Come on man/woman! No wild death rate prediction! Or a total fatalities for the USA prediction? Disappointing! ;-) Just kidding. Thanks for keeping it on the calmer/civil/scientific side!
If I had to place a bet on what the numbers will look like in 6 months, I would have to say “well past the bell curve peak”...hopefully flattened by the USA “social-distancing” effort that falls between China’s communist draconian lockdown, and the lack of early lock-down in Italy and the UK. With a fatality rate of somewhere between 0.3% and 0.8% and a bit less than 1 million cases. That is my “back of the napkin” amateur guess based on the #’s I am seeing so far. For a more scientific/statistical approach like yours, here are some to ponder:
https://medium.com/@tomaspueyo/coronavirus-act-today-or-people-will-die-f4d3d9cd99ca
Virus denier!!!
Ha! Indeed! I have even put myself "under". But being brought back, and in a timely fashion is a work of art.
True story - my colonoscopy was done while I was under (hopefully, that's all that was done) and upon waking, I heard the doc say "This one's done". It was like perfect timing.
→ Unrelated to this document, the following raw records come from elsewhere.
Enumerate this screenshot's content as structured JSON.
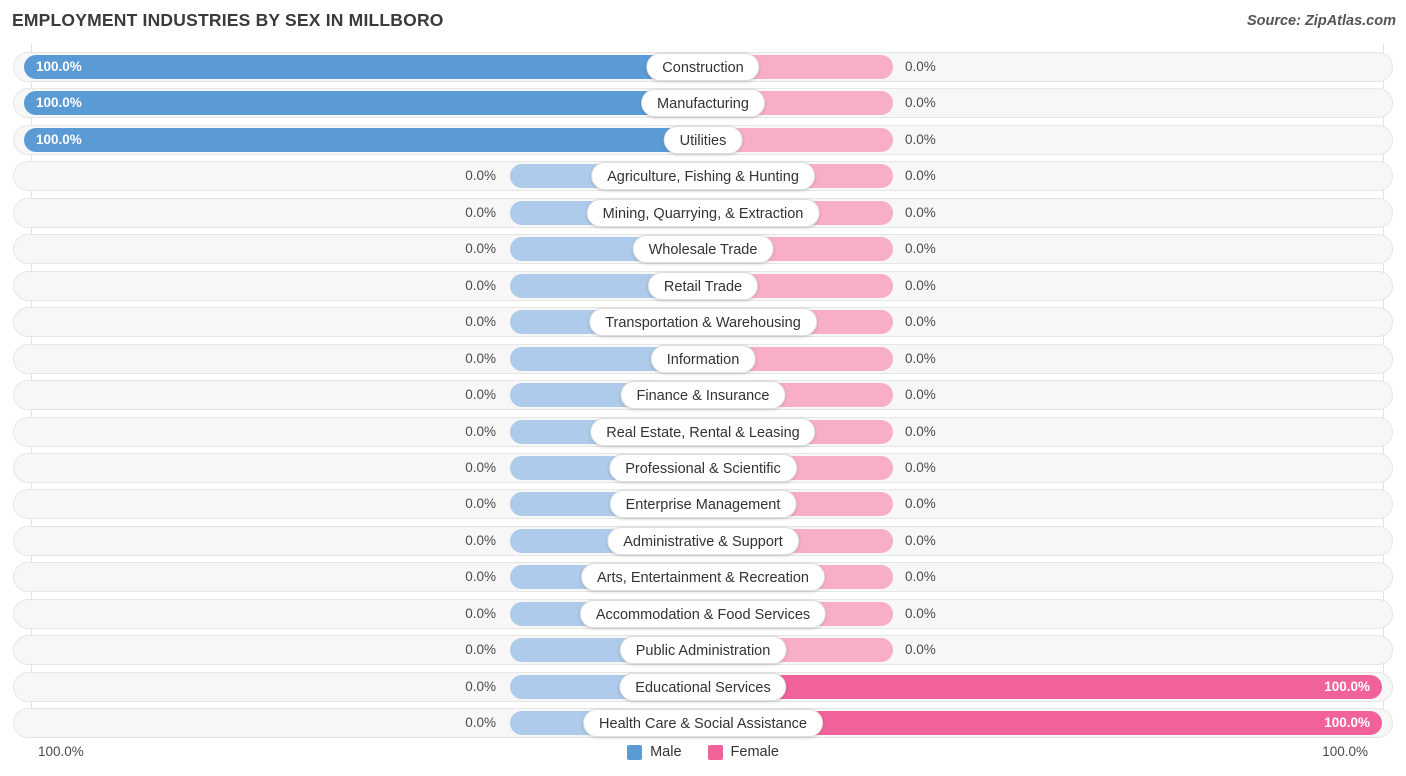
{
  "header": {
    "title": "EMPLOYMENT INDUSTRIES BY SEX IN MILLBORO",
    "source": "Source: ZipAtlas.com"
  },
  "legend": {
    "male_label": "Male",
    "female_label": "Female",
    "male_color": "#5b9bd5",
    "female_color": "#f2629a"
  },
  "footer": {
    "axis_left": "100.0%",
    "axis_right": "100.0%"
  },
  "chart_data": {
    "type": "bar",
    "subtype": "diverging-horizontal-bar",
    "title": "EMPLOYMENT INDUSTRIES BY SEX IN MILLBORO",
    "xlabel": "",
    "ylabel": "",
    "xlim": [
      100.0,
      100.0
    ],
    "grid": true,
    "legend_position": "bottom-center",
    "axis_extremes": [
      "100.0%",
      "100.0%"
    ],
    "categories": [
      "Construction",
      "Manufacturing",
      "Utilities",
      "Agriculture, Fishing & Hunting",
      "Mining, Quarrying, & Extraction",
      "Wholesale Trade",
      "Retail Trade",
      "Transportation & Warehousing",
      "Information",
      "Finance & Insurance",
      "Real Estate, Rental & Leasing",
      "Professional & Scientific",
      "Enterprise Management",
      "Administrative & Support",
      "Arts, Entertainment & Recreation",
      "Accommodation & Food Services",
      "Public Administration",
      "Educational Services",
      "Health Care & Social Assistance"
    ],
    "series": [
      {
        "name": "Male",
        "color": "#5b9bd5",
        "values": [
          100.0,
          100.0,
          100.0,
          0.0,
          0.0,
          0.0,
          0.0,
          0.0,
          0.0,
          0.0,
          0.0,
          0.0,
          0.0,
          0.0,
          0.0,
          0.0,
          0.0,
          0.0,
          0.0
        ]
      },
      {
        "name": "Female",
        "color": "#f2629a",
        "values": [
          0.0,
          0.0,
          0.0,
          0.0,
          0.0,
          0.0,
          0.0,
          0.0,
          0.0,
          0.0,
          0.0,
          0.0,
          0.0,
          0.0,
          0.0,
          0.0,
          0.0,
          100.0,
          100.0
        ]
      }
    ]
  },
  "rows": [
    {
      "label": "Construction",
      "male": "100.0%",
      "female": "0.0%",
      "male_value": 100.0,
      "female_value": 0.0
    },
    {
      "label": "Manufacturing",
      "male": "100.0%",
      "female": "0.0%",
      "male_value": 100.0,
      "female_value": 0.0
    },
    {
      "label": "Utilities",
      "male": "100.0%",
      "female": "0.0%",
      "male_value": 100.0,
      "female_value": 0.0
    },
    {
      "label": "Agriculture, Fishing & Hunting",
      "male": "0.0%",
      "female": "0.0%",
      "male_value": 0.0,
      "female_value": 0.0
    },
    {
      "label": "Mining, Quarrying, & Extraction",
      "male": "0.0%",
      "female": "0.0%",
      "male_value": 0.0,
      "female_value": 0.0
    },
    {
      "label": "Wholesale Trade",
      "male": "0.0%",
      "female": "0.0%",
      "male_value": 0.0,
      "female_value": 0.0
    },
    {
      "label": "Retail Trade",
      "male": "0.0%",
      "female": "0.0%",
      "male_value": 0.0,
      "female_value": 0.0
    },
    {
      "label": "Transportation & Warehousing",
      "male": "0.0%",
      "female": "0.0%",
      "male_value": 0.0,
      "female_value": 0.0
    },
    {
      "label": "Information",
      "male": "0.0%",
      "female": "0.0%",
      "male_value": 0.0,
      "female_value": 0.0
    },
    {
      "label": "Finance & Insurance",
      "male": "0.0%",
      "female": "0.0%",
      "male_value": 0.0,
      "female_value": 0.0
    },
    {
      "label": "Real Estate, Rental & Leasing",
      "male": "0.0%",
      "female": "0.0%",
      "male_value": 0.0,
      "female_value": 0.0
    },
    {
      "label": "Professional & Scientific",
      "male": "0.0%",
      "female": "0.0%",
      "male_value": 0.0,
      "female_value": 0.0
    },
    {
      "label": "Enterprise Management",
      "male": "0.0%",
      "female": "0.0%",
      "male_value": 0.0,
      "female_value": 0.0
    },
    {
      "label": "Administrative & Support",
      "male": "0.0%",
      "female": "0.0%",
      "male_value": 0.0,
      "female_value": 0.0
    },
    {
      "label": "Arts, Entertainment & Recreation",
      "male": "0.0%",
      "female": "0.0%",
      "male_value": 0.0,
      "female_value": 0.0
    },
    {
      "label": "Accommodation & Food Services",
      "male": "0.0%",
      "female": "0.0%",
      "male_value": 0.0,
      "female_value": 0.0
    },
    {
      "label": "Public Administration",
      "male": "0.0%",
      "female": "0.0%",
      "male_value": 0.0,
      "female_value": 0.0
    },
    {
      "label": "Educational Services",
      "male": "0.0%",
      "female": "100.0%",
      "male_value": 0.0,
      "female_value": 100.0
    },
    {
      "label": "Health Care & Social Assistance",
      "male": "0.0%",
      "female": "100.0%",
      "male_value": 0.0,
      "female_value": 100.0
    }
  ]
}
The anesthesiologist is the race driver of surgery, hitting the perfect apex in the curve, and accelerating out of that curve for maximum speed on the straightaway. On every lap!
Utility disconnects, suspended. Eviction proceedings, suspended.
Thanks for sharing this information, very informative .
:)
Nevada right? Wow, Vegas & Reno and millions/billions in revenue at stake over 56 cases of COVID-19 in NV...hope he is right and not just grandstanding for 'rat flack at PDJT. One wonders what the reaction would be if the Hildabeast were Prez. (2009 H1N1/Swine flu not such a good comparison...as it turned out to be less lethal than "regular flu").
The serious flaw in these calculations......
Im not sure I agree. Wuhuan has a population of 11M and is ground zero in China. He used China in is analysis.
Thank you for your work on this. If I’m understanding correctly, your projection (and hope) is that the total number infected in the U.S. will become approximately constant around March 23 +/-2. Which would mean the daily number of newly infected equals the number recovering? I’ve noticed on graphs that this number has remained nearly constant in China for 2 to 3 (?) weeks. That leaves a lot of people out there with the virus.
So, my question is, when can a 73 year old with heart disease safely go to the grocery store? I understand you can’t answer this question directly, but, any thoughts?